According to the 2005-2006 evaluation of Florida A&M University’s Interim President Castell V. Bryant, more than half of the survey’s participants do not believe she promotes “integrity and high moral values in all aspects of operations” for the university.

When prompted to say whether they strongly agree, agree, disagree, strongly disagree or have no position on Bryant’s leadership by example on this issue, approximately 26 percent disagreed and approximately 36 percent strongly disagreed.

“The faculty has low morale,” FAMU chapter of United Faculty of Florida member Bill Tucker said. He said the faculty has been disappointed by Bryant’s performance as interim president.

The bulk of the survey’s participants were tenured and untenured faculty members. Other participants included other various FAMU employees, such as librarians and researchers. Slightly less than half of the participants were tenured faculty.

The identities of those surveyed have remained anonymous for professional reasons. Tucker thought the identities were kept anonymous “so people could express themselves.”

He said some of the people who were surveyed are “worried about retribution” and that administrators can be vindictive.

But less than 10 percent of the survey’s participants were graduate or undergraduate students.

“Faculty has been asking for this survey. It is done at Florida State (University) every year,” Tucker said.

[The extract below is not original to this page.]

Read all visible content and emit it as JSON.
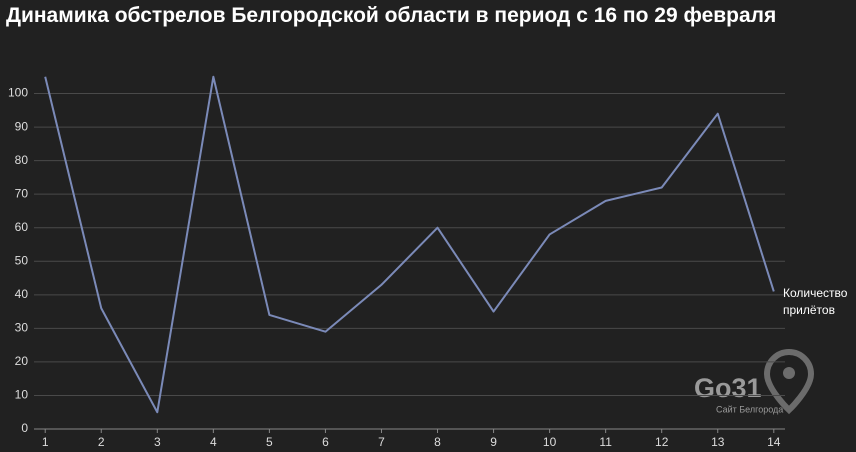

The source of the survey’s evaluative items were taken from Bryant’s “Promise to the Board of Trustees,” published in the Capital Outlook in December 2004.

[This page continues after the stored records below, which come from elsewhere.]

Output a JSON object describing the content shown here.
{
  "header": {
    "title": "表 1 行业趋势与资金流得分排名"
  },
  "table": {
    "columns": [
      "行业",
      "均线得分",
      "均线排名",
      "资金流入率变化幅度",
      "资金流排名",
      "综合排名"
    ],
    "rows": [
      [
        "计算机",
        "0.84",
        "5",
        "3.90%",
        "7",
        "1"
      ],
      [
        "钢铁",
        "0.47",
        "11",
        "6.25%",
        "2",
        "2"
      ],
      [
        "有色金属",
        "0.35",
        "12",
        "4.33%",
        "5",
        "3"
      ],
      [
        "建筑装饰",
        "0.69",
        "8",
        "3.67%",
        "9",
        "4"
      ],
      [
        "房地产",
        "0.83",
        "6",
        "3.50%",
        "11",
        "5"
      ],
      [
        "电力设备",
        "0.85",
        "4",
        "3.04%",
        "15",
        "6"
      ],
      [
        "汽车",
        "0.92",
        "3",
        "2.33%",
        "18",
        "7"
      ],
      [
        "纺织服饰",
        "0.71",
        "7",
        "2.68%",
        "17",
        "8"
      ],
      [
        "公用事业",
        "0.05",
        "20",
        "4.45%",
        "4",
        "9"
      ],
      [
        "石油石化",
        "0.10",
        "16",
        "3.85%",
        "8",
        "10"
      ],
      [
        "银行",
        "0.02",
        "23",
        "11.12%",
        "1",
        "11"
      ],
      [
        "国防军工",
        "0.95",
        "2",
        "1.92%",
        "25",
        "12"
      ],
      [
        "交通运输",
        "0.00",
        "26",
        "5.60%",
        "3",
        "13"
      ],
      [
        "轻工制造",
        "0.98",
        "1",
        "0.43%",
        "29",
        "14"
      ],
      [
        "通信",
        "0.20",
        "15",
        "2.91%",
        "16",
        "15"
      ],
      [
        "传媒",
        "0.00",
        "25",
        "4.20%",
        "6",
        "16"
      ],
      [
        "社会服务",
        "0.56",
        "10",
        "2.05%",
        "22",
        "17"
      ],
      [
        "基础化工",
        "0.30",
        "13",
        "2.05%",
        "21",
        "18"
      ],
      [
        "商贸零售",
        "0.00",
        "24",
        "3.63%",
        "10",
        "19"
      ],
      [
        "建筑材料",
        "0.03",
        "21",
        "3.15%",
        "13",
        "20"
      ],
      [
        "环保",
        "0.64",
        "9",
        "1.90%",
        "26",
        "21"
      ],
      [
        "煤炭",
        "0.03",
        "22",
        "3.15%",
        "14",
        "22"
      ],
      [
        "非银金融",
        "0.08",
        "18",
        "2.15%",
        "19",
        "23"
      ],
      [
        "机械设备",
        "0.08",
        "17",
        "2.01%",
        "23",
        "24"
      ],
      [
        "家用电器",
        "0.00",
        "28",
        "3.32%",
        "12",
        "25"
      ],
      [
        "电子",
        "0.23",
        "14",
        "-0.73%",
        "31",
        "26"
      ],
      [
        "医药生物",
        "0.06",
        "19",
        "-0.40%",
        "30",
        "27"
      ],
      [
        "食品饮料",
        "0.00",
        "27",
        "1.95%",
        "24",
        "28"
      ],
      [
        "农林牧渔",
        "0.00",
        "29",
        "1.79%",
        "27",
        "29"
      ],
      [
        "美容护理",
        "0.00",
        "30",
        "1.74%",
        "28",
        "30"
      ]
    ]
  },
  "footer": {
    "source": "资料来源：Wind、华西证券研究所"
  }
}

Only the final two survey items were added by FAMUFF, regarding how much Bryant recognizes the National Alumni Association’s and the faculty’s contributions to the bettering of FAMU.

Participants characterized Bryant’s “commitment to problem solving in ways that are in the best interest of the total university” negatively. Almost three-quarters of them disagreed or strongly disagreed with the statement.

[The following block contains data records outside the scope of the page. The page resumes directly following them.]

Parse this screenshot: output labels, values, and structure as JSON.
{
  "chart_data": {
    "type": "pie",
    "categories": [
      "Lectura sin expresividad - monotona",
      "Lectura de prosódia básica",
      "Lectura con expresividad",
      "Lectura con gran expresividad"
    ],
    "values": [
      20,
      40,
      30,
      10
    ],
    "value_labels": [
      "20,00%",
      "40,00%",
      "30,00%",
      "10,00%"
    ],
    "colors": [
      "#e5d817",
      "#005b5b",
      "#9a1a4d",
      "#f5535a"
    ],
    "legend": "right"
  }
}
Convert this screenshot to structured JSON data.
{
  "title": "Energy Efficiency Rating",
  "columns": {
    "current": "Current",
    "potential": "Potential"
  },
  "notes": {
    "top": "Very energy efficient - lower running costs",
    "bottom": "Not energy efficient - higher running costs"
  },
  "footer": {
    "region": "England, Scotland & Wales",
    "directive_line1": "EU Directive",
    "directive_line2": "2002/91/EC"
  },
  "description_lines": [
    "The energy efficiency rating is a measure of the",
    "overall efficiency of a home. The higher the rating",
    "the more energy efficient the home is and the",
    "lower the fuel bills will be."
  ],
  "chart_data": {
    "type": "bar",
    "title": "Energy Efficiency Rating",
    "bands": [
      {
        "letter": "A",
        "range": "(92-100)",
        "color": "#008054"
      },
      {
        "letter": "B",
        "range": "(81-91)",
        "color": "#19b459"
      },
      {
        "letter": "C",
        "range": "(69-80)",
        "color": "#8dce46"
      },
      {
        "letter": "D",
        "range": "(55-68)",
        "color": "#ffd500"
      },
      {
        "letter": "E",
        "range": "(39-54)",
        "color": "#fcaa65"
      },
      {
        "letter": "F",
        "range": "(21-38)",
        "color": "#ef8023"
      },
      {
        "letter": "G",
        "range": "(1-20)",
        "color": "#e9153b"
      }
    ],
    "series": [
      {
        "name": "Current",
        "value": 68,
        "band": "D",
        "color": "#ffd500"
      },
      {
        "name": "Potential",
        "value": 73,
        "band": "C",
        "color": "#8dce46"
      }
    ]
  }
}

Approximately 80 percent of participants identified Bryant as unappreciative of the “role and contribution of the faculty” to furthering FAMU toward the goals she laid out in the beginning of her term.

Although the participants’ opinions of Bryant may not be that high, she seems to be respected in some aspects, according to the survey.

Approximately half of respondents agree or strongly agree that the interim president has the “commitment to make difficult decisions in an environment of competing opportunities.”

At press time, the interim president’s executive assistant, Leslie Roberts, said Bryant had no comment because she did not know the basis upon which the survey items were selected or the methodology that the survey employed.

The evaluation was funded by FAMUFF and compiled by Key Survey, Inc.